Allo stato attuale, unilateralismo e protezionismo sono in aumento e anche i rischi al ribasso che il mondo si trova ad affrontare stanno crescendo. Quali due maggiori economie mondiali e della catena del valore globale, le relazioni economiche e commerciali bilaterali influenzano le prospettive di crescita economica globale. Dallo scorso anno, gli Stati Uniti hanno alzato le tariffe doganali sulla Cina, danneggiando non solo il commercio e gli affari bilaterali, ma arrecando anche un grave impatto agli investimenti e ai consumi globali. Di recente, gli Stati Uniti hanno palesemente violato i criteri di riconoscimento per l’elenco di monitoraggio delle politiche sui tassi di cambio da essi stessi pubblicati nel 2016, e forzatamente elencato la Cina tra i “manipolatori della valuta”, il che avrà senza dubbio un ulteriore impatto sulle relazioni bilaterali, innescherà turbolenze nei mercati finanziari globali e ostacolerà seriamente il commercio internazionale e la ripresa economica globale.

Secondo il Wall Street Journal, definire la Cina “manipolatore della valuta” trasmette un brutto messaggio al mercato finanziario, comportando maggiori rischi per la crescita economica degli Stati Uniti. L’ex segretario al Tesoro degli Stati Uniti Lawrence Summers ha sottolineato che l’elencazione degli Stati Uniti della Cina come “manipolatore della valuta” non è in linea con la verità e minerà la credibilità del governo degli Stati Uniti.

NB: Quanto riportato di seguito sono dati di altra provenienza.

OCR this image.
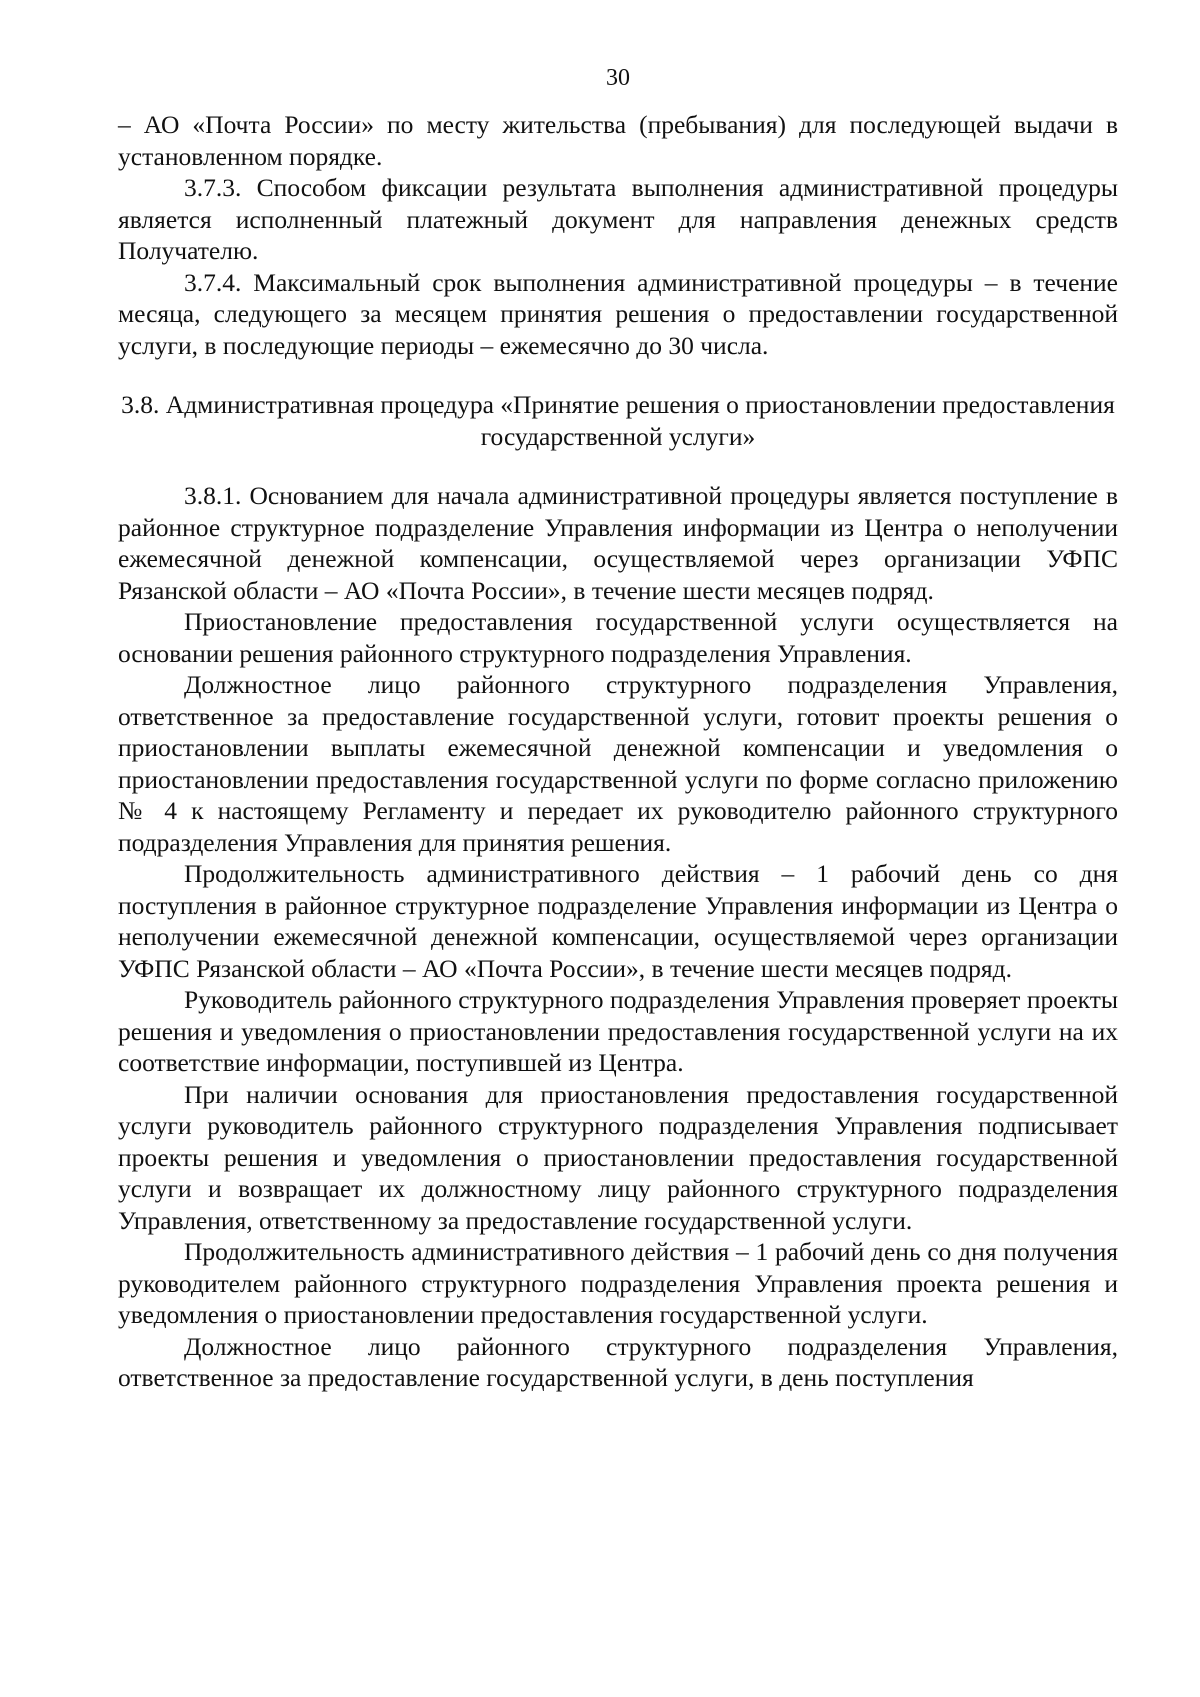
30

– АО «Почта России» по месту жительства (пребывания) для последующей выдачи в установленном порядке.

3.7.3. Способом фиксации результата выполнения административной процедуры является исполненный платежный документ для направления денежных средств Получателю.

3.7.4. Максимальный срок выполнения административной процедуры – в течение месяца, следующего за месяцем принятия решения о предоставлении государственной услуги, в последующие периоды – ежемесячно до 30 числа.

3.8. Административная процедура «Принятие решения о приостановлении предоставления государственной услуги»

3.8.1. Основанием для начала административной процедуры является поступление в районное структурное подразделение Управления информации из Центра о неполучении ежемесячной денежной компенсации, осуществляемой через организации УФПС Рязанской области – АО «Почта России», в течение шести месяцев подряд.

Приостановление предоставления государственной услуги осуществляется на основании решения районного структурного подразделения Управления.

Должностное лицо районного структурного подразделения Управления, ответственное за предоставление государственной услуги, готовит проекты решения о приостановлении выплаты ежемесячной денежной компенсации и уведомления о приостановлении предоставления государственной услуги по форме согласно приложению № 4 к настоящему Регламенту и передает их руководителю районного структурного подразделения Управления для принятия решения.

Продолжительность административного действия – 1 рабочий день со дня поступления в районное структурное подразделение Управления информации из Центра о неполучении ежемесячной денежной компенсации, осуществляемой через организации УФПС Рязанской области – АО «Почта России», в течение шести месяцев подряд.

Руководитель районного структурного подразделения Управления проверяет проекты решения и уведомления о приостановлении предоставления государственной услуги на их соответствие информации, поступившей из Центра.

При наличии основания для приостановления предоставления государственной услуги руководитель районного структурного подразделения Управления подписывает проекты решения и уведомления о приостановлении предоставления государственной услуги и возвращает их должностному лицу районного структурного подразделения Управления, ответственному за предоставление государственной услуги.

Продолжительность административного действия – 1 рабочий день со дня получения руководителем районного структурного подразделения Управления проекта решения и уведомления о приостановлении предоставления государственной услуги.

Должностное лицо районного структурного подразделения Управления, ответственное за предоставление государственной услуги, в день поступления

Dalla crisi finanziaria asiatica del 1997 alla crisi finanziaria globale del 2008 fino alle controversie commerciali provocate dagli USA a partire dal 2018, la Cina ha sempre aderito al sistema di cambi determinato dal mercato, senza intraprendere una svalutazione competitiva né utilizzare il tasso di cambio come strumento politico contro le agitazioni esterne, e riflettendo tramite queste azioni effettive la propria responsabilità di grande economia nei confronti della crescita globale. Qualsiasi siano le voci sparse da alcune persone negli Stati Uniti sul tasso di cambio del RMB, non potranno ingannare la comunità internazionale. Essi stessi pagheranno il doppio costo sia della recessione economica che della perdita del credito statale.